I first heard the band name circa 1990 from a friend who'd found the sleeve (no record) in San Francisco's Record Nurd (later renamed, more appropriately, Stoopid Records and moved to Los Angeles). The song titles "I Suck" and "Punk Rock Star" sounded mighty promising! With band members calling themselves Pus Grime, Urea Vile, John Vomit, and Dusty Phlegm, there was little chance of finding out anything. Luckily, some collector scum profiling of the "No Thanks" hinted that the band had probably included their real names in said list; this proved to be true. Needless to say, the guys I spoke with were VERY surprised to hear that anyone knew about the record much less wanted a copy bad enough to track them down.

John Vomit & The Leatherscabs was yet another "joke band" who — perhaps by pure accident — created some classic punk tunes. The "band" was formed at Stanford University and led by a regular of the school's humor magazine, The Stanford Chaparral. The man who would come to be called Mr. Vomit felt "punk rock" offered fertile ground for lampooning and an easy outlet for wise cracks. With no more than one practice under their belt, John Vomit & The Leatherscabs' first and possibly last gig was an opening act for a screening of The Rocky Horror Picture Show on campus. The band lovingly supplied the crowd with tomatoes and bananas before the show and so the audience pelted the unpracticed members as they cranked through the first number. If there were more gigs, no one seems to recall, but apparently the band felt they were ready all at once for the next step: their own 45.

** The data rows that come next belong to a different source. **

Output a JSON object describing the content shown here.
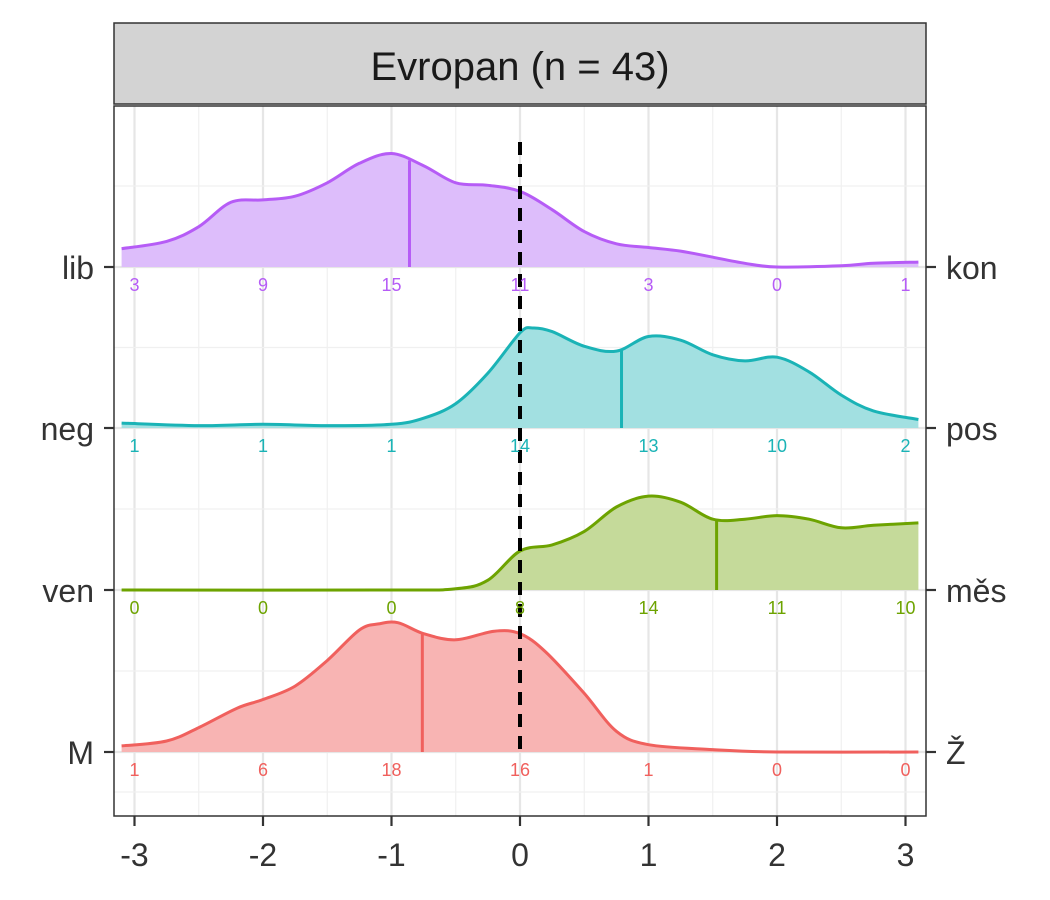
{
  "chart_data": {
    "type": "ridgeline-density",
    "facet_title": "Evropan (n = 43)",
    "x_ticks": [
      -3,
      -2,
      -1,
      0,
      1,
      2,
      3
    ],
    "xlim": [
      -3.1,
      3.1
    ],
    "reference_line_x": 0,
    "grid": true,
    "count_positions": [
      -3,
      -2,
      -1,
      0,
      1,
      2,
      3
    ],
    "series": [
      {
        "left_label": "M",
        "right_label": "Ž",
        "color": "#F0605D",
        "fill": "#F8B4B3",
        "mean": -0.76,
        "counts": [
          1,
          6,
          18,
          16,
          1,
          0,
          0
        ],
        "density": [
          [
            -3.1,
            0.05
          ],
          [
            -2.75,
            0.09
          ],
          [
            -2.5,
            0.2
          ],
          [
            -2.2,
            0.36
          ],
          [
            -2.0,
            0.43
          ],
          [
            -1.75,
            0.54
          ],
          [
            -1.5,
            0.75
          ],
          [
            -1.25,
            1.0
          ],
          [
            -1.1,
            1.05
          ],
          [
            -0.95,
            1.06
          ],
          [
            -0.75,
            0.97
          ],
          [
            -0.5,
            0.92
          ],
          [
            -0.2,
            0.99
          ],
          [
            0.0,
            0.97
          ],
          [
            0.2,
            0.82
          ],
          [
            0.5,
            0.48
          ],
          [
            0.75,
            0.17
          ],
          [
            1.0,
            0.06
          ],
          [
            1.5,
            0.02
          ],
          [
            2.0,
            0.0
          ],
          [
            3.1,
            0.0
          ]
        ]
      },
      {
        "left_label": "ven",
        "right_label": "měs",
        "color": "#6DA300",
        "fill": "#C5DA9A",
        "mean": 1.53,
        "counts": [
          0,
          0,
          0,
          8,
          14,
          11,
          10
        ],
        "density": [
          [
            -3.1,
            0.0
          ],
          [
            -1.0,
            0.0
          ],
          [
            -0.5,
            0.01
          ],
          [
            -0.25,
            0.08
          ],
          [
            0.0,
            0.32
          ],
          [
            0.25,
            0.37
          ],
          [
            0.5,
            0.48
          ],
          [
            0.75,
            0.68
          ],
          [
            1.0,
            0.77
          ],
          [
            1.25,
            0.72
          ],
          [
            1.5,
            0.58
          ],
          [
            1.75,
            0.58
          ],
          [
            2.0,
            0.61
          ],
          [
            2.25,
            0.58
          ],
          [
            2.5,
            0.51
          ],
          [
            2.75,
            0.53
          ],
          [
            3.1,
            0.55
          ]
        ]
      },
      {
        "left_label": "neg",
        "right_label": "pos",
        "color": "#1AB3B6",
        "fill": "#A2E0E1",
        "mean": 0.79,
        "counts": [
          1,
          1,
          1,
          14,
          13,
          10,
          2
        ],
        "density": [
          [
            -3.1,
            0.04
          ],
          [
            -2.5,
            0.02
          ],
          [
            -2.0,
            0.03
          ],
          [
            -1.5,
            0.02
          ],
          [
            -1.0,
            0.03
          ],
          [
            -0.75,
            0.08
          ],
          [
            -0.5,
            0.2
          ],
          [
            -0.25,
            0.45
          ],
          [
            0.0,
            0.78
          ],
          [
            0.1,
            0.82
          ],
          [
            0.25,
            0.79
          ],
          [
            0.5,
            0.67
          ],
          [
            0.75,
            0.63
          ],
          [
            1.0,
            0.75
          ],
          [
            1.25,
            0.72
          ],
          [
            1.5,
            0.6
          ],
          [
            1.75,
            0.55
          ],
          [
            2.0,
            0.58
          ],
          [
            2.25,
            0.46
          ],
          [
            2.5,
            0.27
          ],
          [
            2.75,
            0.14
          ],
          [
            3.1,
            0.07
          ]
        ]
      },
      {
        "left_label": "lib",
        "right_label": "kon",
        "color": "#B65CF6",
        "fill": "#DDBDFB",
        "mean": -0.86,
        "counts": [
          3,
          9,
          15,
          11,
          3,
          0,
          1
        ],
        "density": [
          [
            -3.1,
            0.15
          ],
          [
            -2.75,
            0.21
          ],
          [
            -2.5,
            0.33
          ],
          [
            -2.25,
            0.53
          ],
          [
            -2.0,
            0.55
          ],
          [
            -1.75,
            0.58
          ],
          [
            -1.5,
            0.69
          ],
          [
            -1.25,
            0.85
          ],
          [
            -1.0,
            0.93
          ],
          [
            -0.75,
            0.83
          ],
          [
            -0.5,
            0.69
          ],
          [
            -0.25,
            0.67
          ],
          [
            0.0,
            0.62
          ],
          [
            0.25,
            0.47
          ],
          [
            0.5,
            0.29
          ],
          [
            0.75,
            0.19
          ],
          [
            1.0,
            0.16
          ],
          [
            1.25,
            0.13
          ],
          [
            1.5,
            0.08
          ],
          [
            1.75,
            0.03
          ],
          [
            2.0,
            0.0
          ],
          [
            2.5,
            0.01
          ],
          [
            2.75,
            0.03
          ],
          [
            3.1,
            0.04
          ]
        ]
      }
    ]
  }
}
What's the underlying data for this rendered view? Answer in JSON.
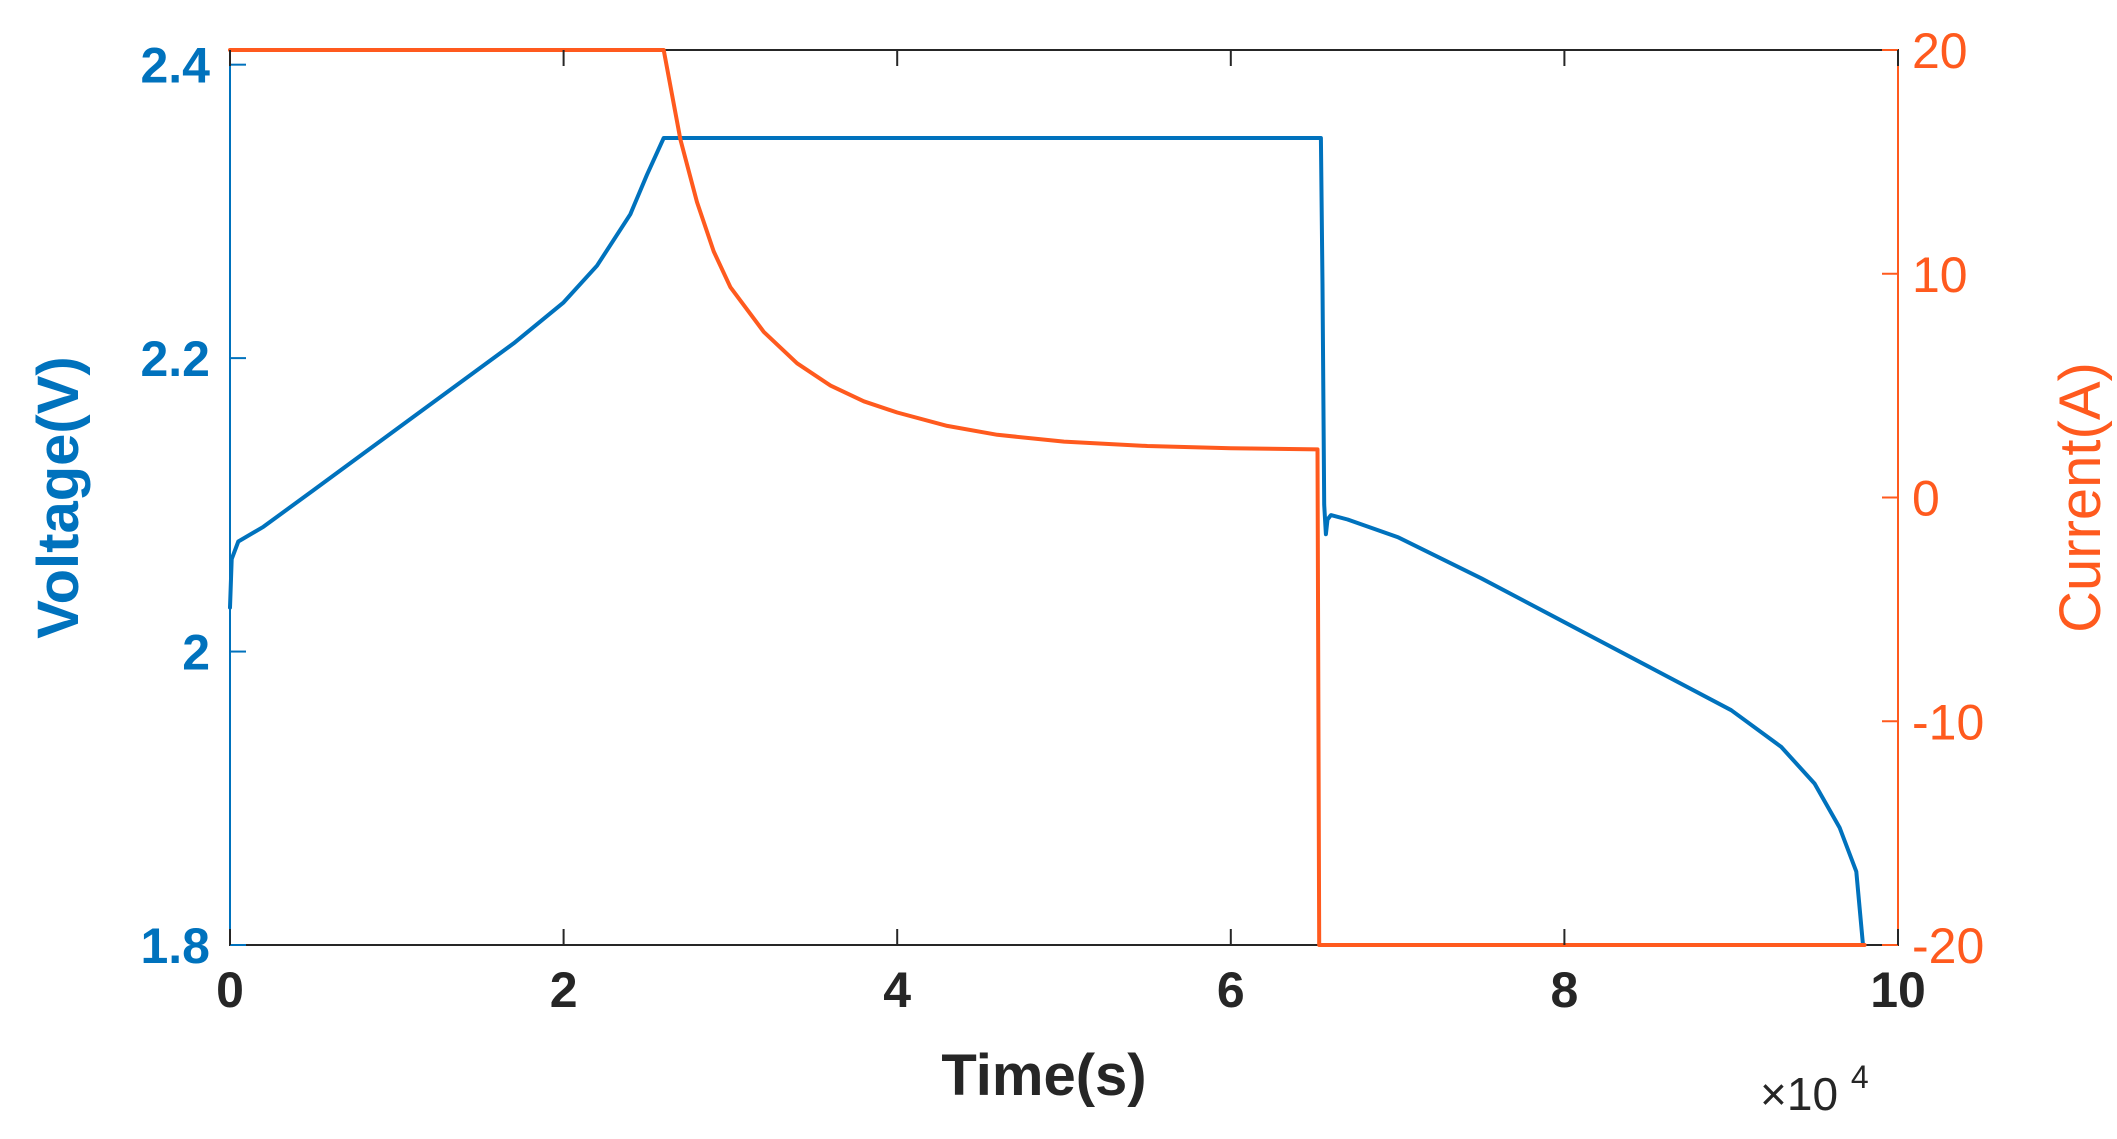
{
  "chart_data": {
    "type": "line",
    "xlabel": "Time(s)",
    "x_multiplier_label": "×10",
    "x_multiplier_exponent": "4",
    "xlim": [
      0,
      100000
    ],
    "x_ticks": [
      0,
      20000,
      40000,
      60000,
      80000,
      100000
    ],
    "x_tick_labels": [
      "0",
      "2",
      "4",
      "6",
      "8",
      "10"
    ],
    "y_left": {
      "label": "Voltage(V)",
      "lim": [
        1.8,
        2.41
      ],
      "ticks": [
        1.8,
        2.0,
        2.2,
        2.4
      ],
      "tick_labels": [
        "1.8",
        "2",
        "2.2",
        "2.4"
      ],
      "color": "#0072BD"
    },
    "y_right": {
      "label": "Current(A)",
      "lim": [
        -20,
        20
      ],
      "ticks": [
        -20,
        -10,
        0,
        10,
        20
      ],
      "tick_labels": [
        "-20",
        "-10",
        "0",
        "10",
        "20"
      ],
      "color": "#FF5A1E"
    },
    "grid": false,
    "legend": "none",
    "series": [
      {
        "axis": "left",
        "color": "#0072BD",
        "x": [
          0,
          100,
          500,
          2000,
          5000,
          8000,
          11000,
          14000,
          17000,
          20000,
          22000,
          24000,
          25000,
          26000,
          30000,
          40000,
          50000,
          60000,
          65400,
          65500,
          65600,
          65700,
          65800,
          66000,
          67000,
          70000,
          75000,
          80000,
          85000,
          90000,
          93000,
          95000,
          96500,
          97500,
          97900
        ],
        "y": [
          2.03,
          2.063,
          2.075,
          2.085,
          2.11,
          2.135,
          2.16,
          2.185,
          2.21,
          2.238,
          2.263,
          2.298,
          2.325,
          2.35,
          2.35,
          2.35,
          2.35,
          2.35,
          2.35,
          2.25,
          2.1,
          2.08,
          2.09,
          2.093,
          2.09,
          2.078,
          2.05,
          2.02,
          1.99,
          1.96,
          1.935,
          1.91,
          1.88,
          1.85,
          1.8
        ]
      },
      {
        "axis": "right",
        "color": "#FF5A1E",
        "x": [
          0,
          26000,
          27000,
          28000,
          29000,
          30000,
          32000,
          34000,
          36000,
          38000,
          40000,
          43000,
          46000,
          50000,
          55000,
          60000,
          65200,
          65300,
          65400,
          98000
        ],
        "y": [
          20,
          20,
          16,
          13.2,
          11,
          9.4,
          7.4,
          6.0,
          5.0,
          4.3,
          3.8,
          3.2,
          2.8,
          2.5,
          2.3,
          2.2,
          2.15,
          -20,
          -20,
          -20
        ]
      }
    ]
  }
}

label The Leatherscabs were a random hodge-podge of instrument players (we hesitate to say "musicians") to say the least: one guy who just happened to be overheard playing his guitar in the freshman dorm, another chap from a jazz-fusion outfit, and even a high school kid plucked off the streets of Berkeley to play some brief, inspired leads on their one and only 45. At least one of the Leatherscabs went around seeking "investors" whereby people who contributed a token amount of money ($1?) would later get first crack at a copy of the band's debut single. I can only imagine that "investors" weren't exactly lining up. "Punk Rock Star" and "I Suck" were recorded live to tape at KZSU, Stanford's student radio station. The Leatherscabs propped up the radio station's microphones (meant only for speaking, not recording music) in front of their amps and blasted away. No overdubs. One, possibly two takes, and it was time to press the tunes into wax. If that ain't punk rock, what is?

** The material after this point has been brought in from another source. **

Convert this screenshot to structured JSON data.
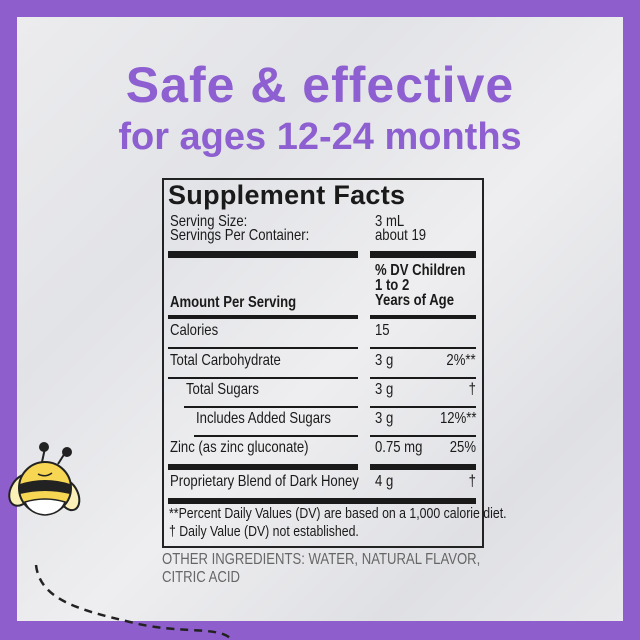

When the record was eventually pressed, it was run directly after a colored vinyl Moby Grape pressing. The result was that the first few copies of this already impossible-to-find disc are on purple vinyl! A collecting dream or nightmare depending on if you have it or not which — unless you're a band member — the answer is undoubtedly "not". A full ten years after our first contact, Urea Vile expressed admiration for my continued interest and reassured me that, if nothing else, the executors of his estate would sell me the record.

John Vomit & The Leatherscabs is yet another punk record where the sleeve proves to be very elusive which is a cryin' shame as it pictures the band atop a mucky mound of refuse at the city dump. I contacted the Stanford Chaparral circa 1995 seeking out copies only to find that a couple of boxes of 45's had been chucked a few years before! The band couldn't have picked a more appropriate exclamation for the picture sleeve: "Picked Off The Litter!"

And in one of the more interesting Leatherscabs "Where Are They Now" tidbits, David Henry Hwang (a/k/a "Maggot Wong") earned himself the 1988 Tony Award for Best Play of the Year for M. Butterfly!